– Я не знаю, Феликс! Единственным вариантом для них самих было отступить в дот, но я не знаю, пытались ли они это сделать, с нашей позиции не было видно!
– Сколько времени продолжалась их перестрелка до того, как вмешались вы?
– Около пятнадцати минут. Пришельцы сразу резко ударили, затем чуть успокоились, и потом ломанули с новой силой.
Я сказал, что пойду помогать пилить дрова, на что Томми понимающе кивнул и совершил неопределённый жест рукой. Весь сухостой в районе стоянки уже был собран, так что по пути к тому месту, где мы собирали тела пеструхиных ребят, не довелось выломать ни одной ветки. Вот этот пятачок, вытоптанный в жидкую грязь. Укрыться особо негде, разве что за деревьями. Кора на некоторых из них была отбита пулями, и можно было хорошо представить, с какой стороны атаковали серомордые. У пришельцев позиция была заметно лучше – вот продолговатый холмик, за которым они лежали. И где же были их преследователи? Походив вокруг, я обнаружил углубление, которое Томми назвал лощиной, небольшой овражек метрах в пятидесяти от места боя. Были отчётливо видны подходящие к нему следы лыж. Ложбина располагалась таким образом, что из неё действительно было неплохо видно позицию странников, однако обстрел из неё вряд ли был хорошей идеей из-за большого количества деревьев на линии огня. Позицию Пеструхи отсюда не было видно совершенно. Вроде бы сходилось с рассказом Томми. Как бы мне ни хотелось обвинить его в гибели ребят, претензия оставалась только одна: долго ждали, прежде чем ввязаться в бой. И это было, чёрт побери, логично. Прогулявшись ещё около десяти минут вдоль лыжни, я выломал два небольших сухих дерева и вернулся к стоянке.
Смотреть на то, как огонь пожирает тела боевых товарищей, было неожиданно просто.
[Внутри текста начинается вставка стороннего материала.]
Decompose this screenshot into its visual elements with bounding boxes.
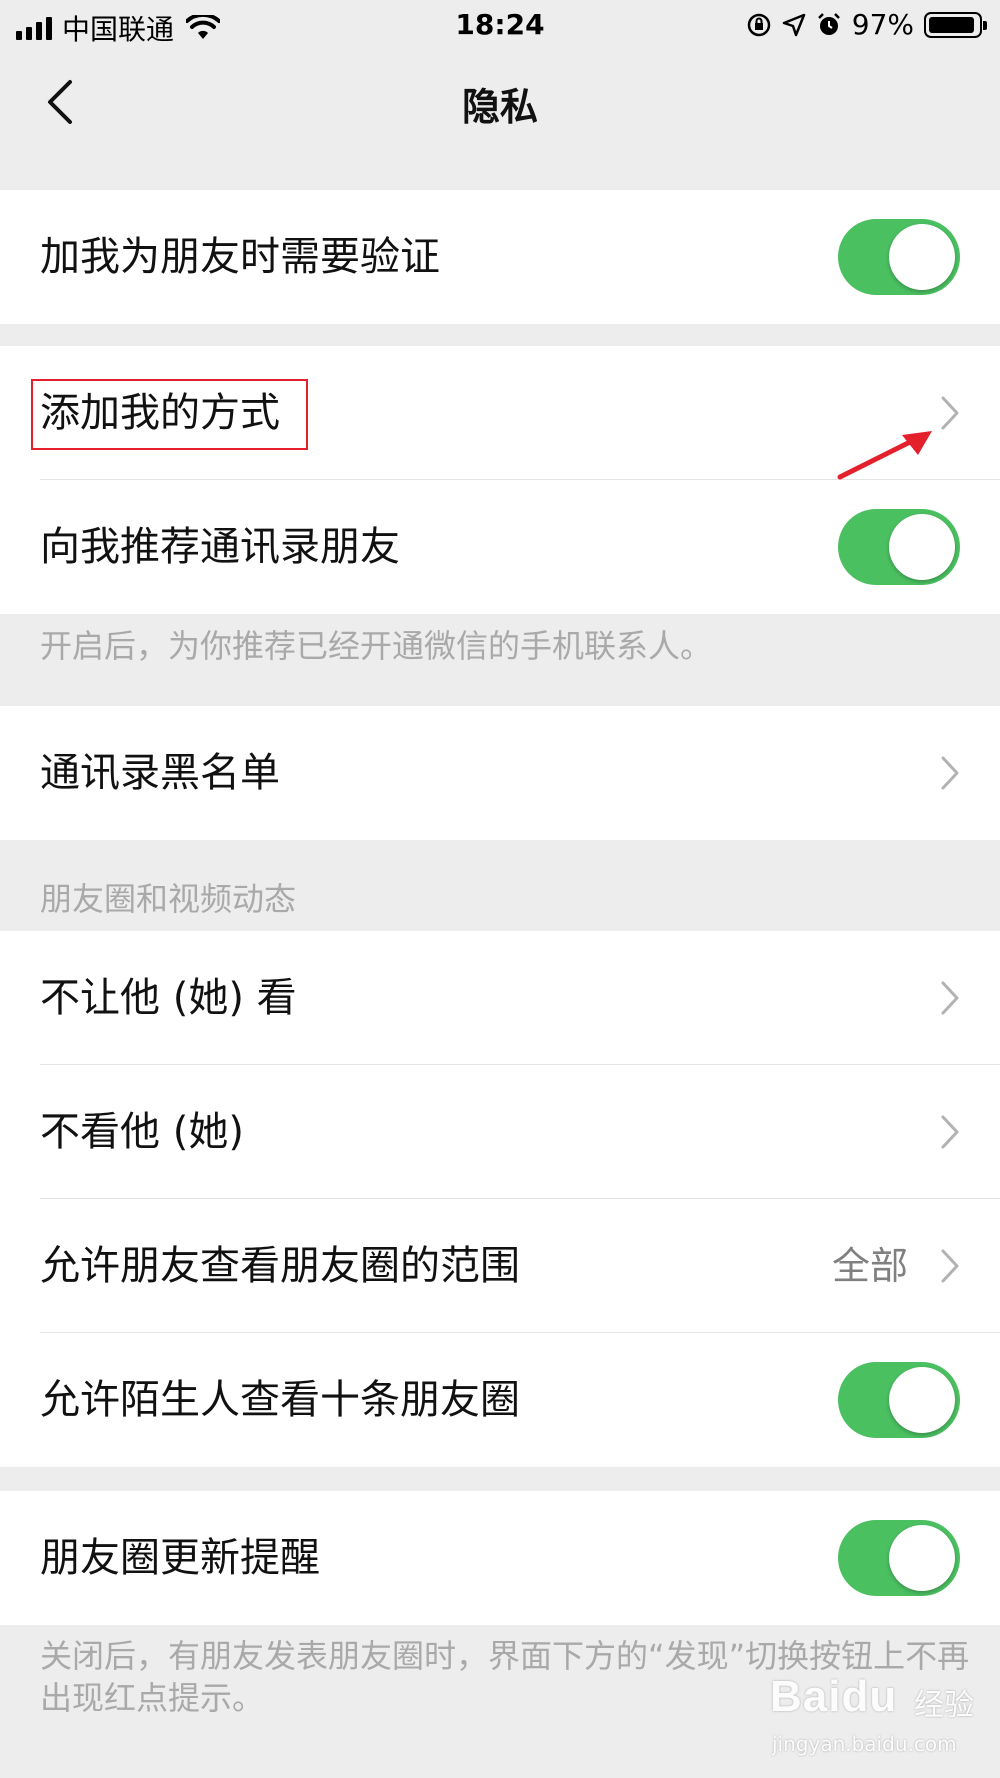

Думалось, что должна навернуться слеза или появиться щемящее чувство в груди, но этого не было. Сбор снаряжения, заготовка дров, укладывание штабелей – это придало происходящему какой-то бытовой, хозяйственный характер. На душе было спокойно, так как мы сделали правильно и достойно. Правда, было еще неприятное сколькое ощущение из-за того, что тела точно не прогорят полностью. Останутся обугленные человеческие останки, в которых при желании можно будет угадать тех, кого знал при жизни, и трудно сказать, какая перспектива для покойника является более заманчивой – кормить червей и прочую гадость или скалиться черной улыбкой. Но, нам нужно было что-то сделать в качестве последней услуги для погибших, причем сделать это по возможности быстро и просто. Как было начертано у нас в училище над мемориальной доской: «Это нужно не мёртвым, это нужно живым». Очень хорошая, правильная фраза, такие следует помнить.